4. The church is not Las Vegas - What’s the phrase? What happens in Vegas stays in Vegas. What happens in the church shouldn’t stay in the church. It’s not a secret club it is a family entrusted with the gospel. It is something we should talk about. One of the young men in our church got a shock recently. He arrived at church one morning to see one of his colleagues had unexpectedly driven all the way from Hull to come to Grace because he couldn’t stop talking about his church, and she wanted to see if what he said was true. That shouldn’t be unusual.
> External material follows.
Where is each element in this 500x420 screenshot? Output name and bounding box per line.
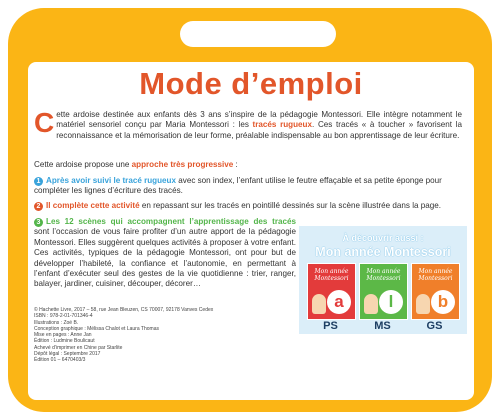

A friend of ours came to faith in part because the church provided her and her family with meals for two weeks when they adopted their second child. She couldn’t get over how these people who didn’t know her loved her and she was so intrigued she came to church heard the gospel and trusted Jesus. The churches love should spill out and over into the community.

5. Disciple people in the gospel not middle class values with a gospel veneer - You know those tables you buy, that look like wood, but really there’s just a thin covering of wood like material over MDF. Well sometimes our gospel is like that and we mustn’t disciple people in that. It’s seen in the expectation that working class people will naturally become more middle class when they trust Jesus – just stop and think about that for a minute. Are middle class values really gospel values? No. We need to think really hard about a gospel attitude to money. To family. To education and our children. To literacy. To justice. To possessions. To technology. To conscience. To work. We mustn’t be confused about them because if we are we will disciple others in a tepid fusion of the gospel-lite and class values.  When only the true gospel can bring lasting change.